Video got a big piece of the action, recording the largest percentage of private marketplace deals. In 2014 both Yahoo! and Facebook acquired video exchanges (BrightRoll and Liverail), which poses an interesting question regarding the service proposition and growth potential of those businesses in competition with Google and AdX.

Looking forward to 2015, it feels good. More investment is most certainly on the cards, which by definition breeds innovation. Also, as many advertising technology businesses reach the end of their four year tenders, more acquisitions and IPO’s will add fuel to the fire of the programmatic revolution.

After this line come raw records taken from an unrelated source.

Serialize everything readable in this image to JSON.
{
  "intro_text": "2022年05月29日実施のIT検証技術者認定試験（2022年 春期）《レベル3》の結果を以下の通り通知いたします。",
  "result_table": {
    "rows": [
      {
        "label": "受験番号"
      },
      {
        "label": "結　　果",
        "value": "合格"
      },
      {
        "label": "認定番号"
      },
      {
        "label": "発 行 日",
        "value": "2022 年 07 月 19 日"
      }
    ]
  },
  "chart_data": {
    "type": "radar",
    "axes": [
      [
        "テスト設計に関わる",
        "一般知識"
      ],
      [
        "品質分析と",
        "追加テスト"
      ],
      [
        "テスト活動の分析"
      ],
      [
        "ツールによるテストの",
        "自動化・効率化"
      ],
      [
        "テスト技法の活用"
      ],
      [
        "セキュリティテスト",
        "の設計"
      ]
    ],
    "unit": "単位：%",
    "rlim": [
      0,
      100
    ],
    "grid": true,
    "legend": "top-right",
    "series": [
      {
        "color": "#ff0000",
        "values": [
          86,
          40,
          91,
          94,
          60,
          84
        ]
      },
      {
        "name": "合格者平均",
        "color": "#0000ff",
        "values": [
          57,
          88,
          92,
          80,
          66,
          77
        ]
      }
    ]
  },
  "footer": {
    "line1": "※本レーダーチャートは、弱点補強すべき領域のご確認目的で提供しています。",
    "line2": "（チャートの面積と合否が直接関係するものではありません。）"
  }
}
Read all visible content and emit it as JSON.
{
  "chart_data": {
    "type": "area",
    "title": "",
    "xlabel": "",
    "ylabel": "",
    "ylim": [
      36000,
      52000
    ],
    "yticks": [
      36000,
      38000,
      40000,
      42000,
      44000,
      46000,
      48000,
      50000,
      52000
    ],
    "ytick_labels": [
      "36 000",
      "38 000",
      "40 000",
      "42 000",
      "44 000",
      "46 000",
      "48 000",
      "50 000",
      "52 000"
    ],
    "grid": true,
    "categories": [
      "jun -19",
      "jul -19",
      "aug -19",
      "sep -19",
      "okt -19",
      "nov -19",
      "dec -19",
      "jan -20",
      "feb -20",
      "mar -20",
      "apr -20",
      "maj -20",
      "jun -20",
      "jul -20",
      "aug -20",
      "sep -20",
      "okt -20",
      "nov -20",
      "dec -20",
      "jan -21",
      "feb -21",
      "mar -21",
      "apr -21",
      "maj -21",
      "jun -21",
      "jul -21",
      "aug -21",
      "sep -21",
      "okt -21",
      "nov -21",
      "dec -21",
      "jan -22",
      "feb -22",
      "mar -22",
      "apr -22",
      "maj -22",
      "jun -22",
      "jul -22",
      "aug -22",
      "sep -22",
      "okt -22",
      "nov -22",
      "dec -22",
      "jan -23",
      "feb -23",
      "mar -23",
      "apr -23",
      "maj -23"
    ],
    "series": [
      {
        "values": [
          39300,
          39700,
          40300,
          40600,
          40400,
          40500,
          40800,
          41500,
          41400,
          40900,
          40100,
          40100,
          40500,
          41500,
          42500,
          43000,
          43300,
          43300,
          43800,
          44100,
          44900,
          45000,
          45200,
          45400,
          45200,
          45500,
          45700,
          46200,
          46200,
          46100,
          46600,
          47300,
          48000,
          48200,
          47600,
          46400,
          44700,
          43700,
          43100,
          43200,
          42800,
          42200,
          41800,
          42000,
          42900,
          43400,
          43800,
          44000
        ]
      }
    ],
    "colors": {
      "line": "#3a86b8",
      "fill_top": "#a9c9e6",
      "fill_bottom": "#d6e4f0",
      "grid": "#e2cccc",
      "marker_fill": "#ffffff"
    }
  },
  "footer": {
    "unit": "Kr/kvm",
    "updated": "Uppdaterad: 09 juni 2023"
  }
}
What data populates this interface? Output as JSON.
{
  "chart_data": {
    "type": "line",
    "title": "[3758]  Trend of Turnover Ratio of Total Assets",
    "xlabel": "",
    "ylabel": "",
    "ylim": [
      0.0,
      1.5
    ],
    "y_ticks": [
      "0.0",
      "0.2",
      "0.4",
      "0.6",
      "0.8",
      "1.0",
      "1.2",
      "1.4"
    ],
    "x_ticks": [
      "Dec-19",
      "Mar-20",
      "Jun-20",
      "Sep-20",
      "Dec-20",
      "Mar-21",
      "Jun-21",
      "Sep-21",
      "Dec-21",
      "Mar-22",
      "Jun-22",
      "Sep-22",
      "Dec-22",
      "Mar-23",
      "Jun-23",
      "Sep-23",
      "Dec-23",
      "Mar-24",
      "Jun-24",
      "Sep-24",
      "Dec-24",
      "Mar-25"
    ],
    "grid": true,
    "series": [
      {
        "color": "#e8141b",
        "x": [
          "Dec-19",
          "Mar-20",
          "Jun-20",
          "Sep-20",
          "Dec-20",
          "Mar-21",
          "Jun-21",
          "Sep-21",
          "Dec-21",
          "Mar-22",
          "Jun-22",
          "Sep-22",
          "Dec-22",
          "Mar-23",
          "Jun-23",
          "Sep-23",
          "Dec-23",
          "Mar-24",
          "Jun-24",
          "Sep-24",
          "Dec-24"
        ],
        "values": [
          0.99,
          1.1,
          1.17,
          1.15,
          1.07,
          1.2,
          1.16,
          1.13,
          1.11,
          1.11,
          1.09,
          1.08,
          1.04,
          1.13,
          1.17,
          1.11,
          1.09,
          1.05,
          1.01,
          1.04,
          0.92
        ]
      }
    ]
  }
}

Lets take a glance at 2014 programmatic growth:

  • Audience buying desks across agencies grew at an impressive rate over the last 12 months. The majority of staffing investment went into programmatic account managers, ad operation specialists, campaign optimisers, client services and traders, closely followed by data insights, data science, yield management and sales. 
  • By Q2 of 2014, programmatic buying activity in Australia had claimed an impressive 13.4% of all digital bookings through a demand-side provider – blitzing the UK’s 9.8% and more than double the equivalent of our US counterparts (6.6%). This is a true testament to the combined success of our nation’s programmatic community.
  • Supply-side platforms have focused primarily on publisher data, cross platform penetration and cross device engagement, which has improved yielding inventory significantly. Providers have embraced programmatic as the new “norm” as enhanced attributed data comes into play – and the knock-on effect of more accurate campaign variables has increased inventory value across the board.